Зина брела по хрустящему снегу к бараку номер восемь, где обе они квартировали в одной комнате, но думала не о себе. Думала о Клавке. Как-то оно всё теперь сложится?

Утром в посёлке только и разговоров было — свадьба! Белов женится! Да не на ком-нибудь, а на Клавке Соловьёвой, что в конторе табельщицей сидит. Девка видная, глаз с поволокой, коса до пояса, а уж поёт как — заслушаешься. Петро, правда, тоже не промах: плечи сажень, зубы белые, и должность не абы какая — горный мастер, два кубометра леса от шахты обещали под жильё. Не в бараке, а в своём доме жить будут.

Свадьбу гуляли скромно, но весело. В красном уголке сдвинули столы, натащили самогону, солёных грибов, винегрету. Пили за советскую власть, за шахту, за молодых. Клавка сияла, Пётр сидел рядом — большой, надёжный, чуть смущённый от такого внимания. Зина смотрела на них из угла, и что-то в ней щемило. Не зависть — какая там зависть, когда за подругу радуешься всей душой! — а так, непонятная тревога. Словно чуяло сердце: не будет у этой красоты долгого веку.

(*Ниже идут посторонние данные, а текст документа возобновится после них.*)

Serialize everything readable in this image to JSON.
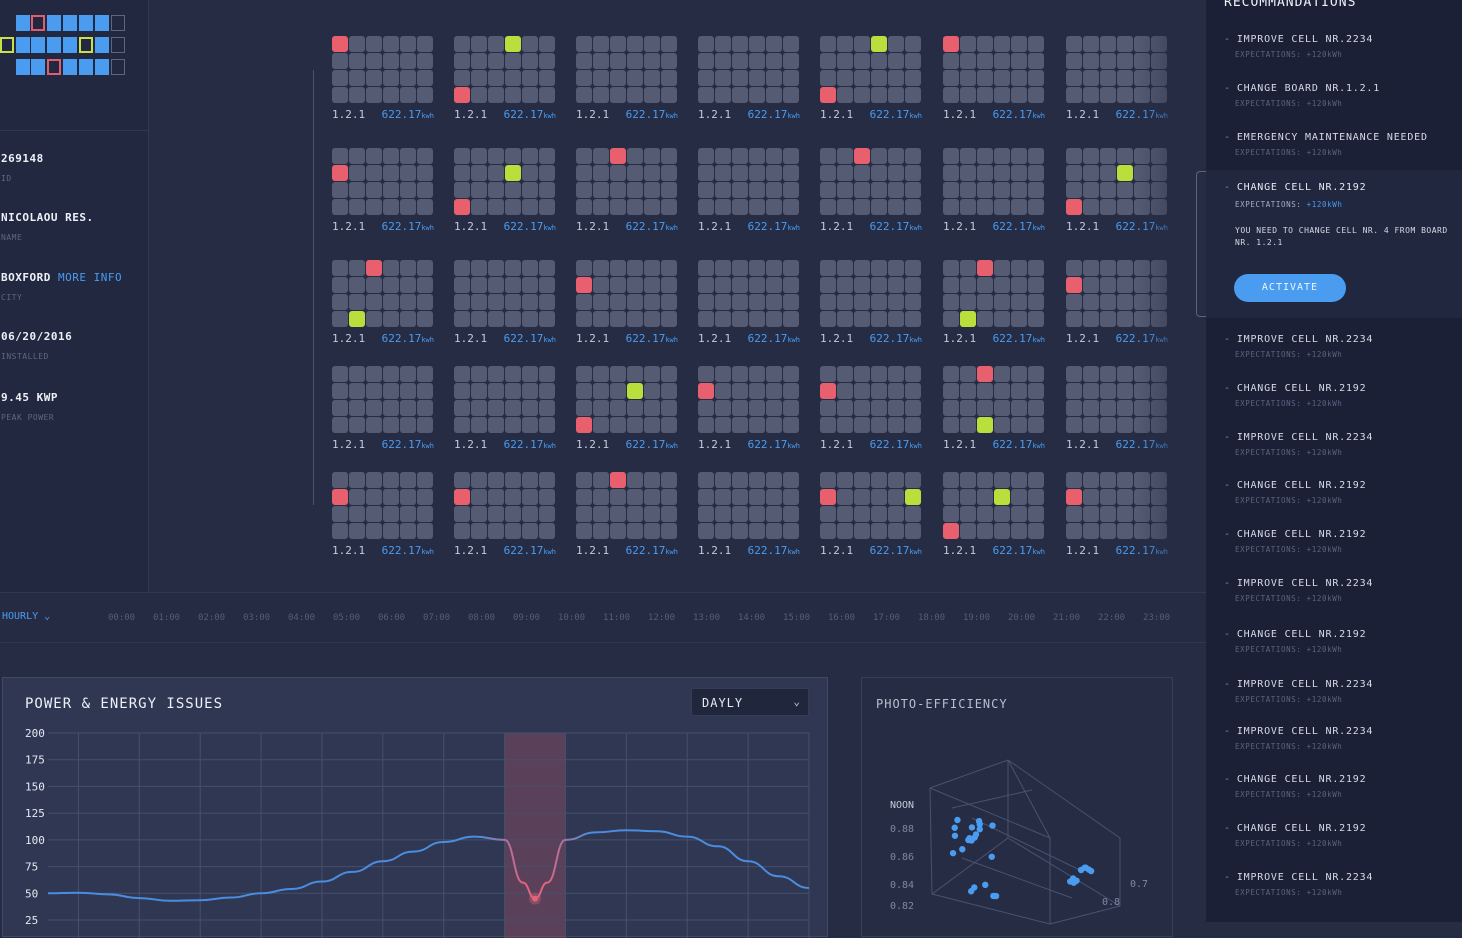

— Ты чего скисла? — толкнула её локтем Клавка, раскрасневшаяся, счастливая, с гребёнкой, съехавшей набок. — Давай плясать! Я теперь замужняя баба, поняла? Петя, скажи ей!

Пётр улыбнулся, махнул рукой. Зина покачала головой, но улыбку выдавила. Она вообще редко улыбалась — лицо у неё было простое, русское, с мягкими чертами и тихими серыми глазами. Таким лицам улыбки не очень-то идут — они больше для серьёзного разговора годятся. Или для того, чтобы молча сидеть рядом, когда кому-то плохо.

Через год у Беловых родилась дочка. Назвали Таней.

Роды принимала старая Ульяна Матвеевна, единственная на весь посёлок фельдшерица, жившая в покосившемся домишке на краю лога. Ей было уже под семьдесят, она помнила ещё первую мировую и тифозный барак, но руки имела лёгкие и нрав спокойный. Когда Клавка закричала, что не хочет, не может, что умрёт сейчас же, — Ульяна Матвеевна только бровью повела:

— Не умрёшь, милая. Ты, Клавдия, баба крепкая. Это сейчас кажется, что смертушка пришла, а это всего-навсего дитё наружу просится. Давай-ка, потужься.

Клавка родила под утро. Девчонка вышла маленькая, синенькая, но горластая — заорала так, что соседские собаки залаяли. Ульяна Матвеевна обмыла её, запеленала в старенькое, но чистое, и сунула Клавке под бок.

— Вот твоя дочь. Береги.

Но Клавка, едва глянув на младенца, сморщилась.

— Сил нет. Заберите её пока.

Зина, дежурившая у порога, взяла ребёнка на руки. Девчонка была лёгонькая, тёплая, пахла чем-то сладким и таинственным. Она доверчиво приоткрыла беззубый ротик и тут же заснула, пригревшись на чужих руках. Зина стояла столбом, боясь пошевелиться. В груди у неё разливалось незнакомое доселе тепло — то ли жалость, то ли нежность, то ли что-то большее, у чего и названия нет.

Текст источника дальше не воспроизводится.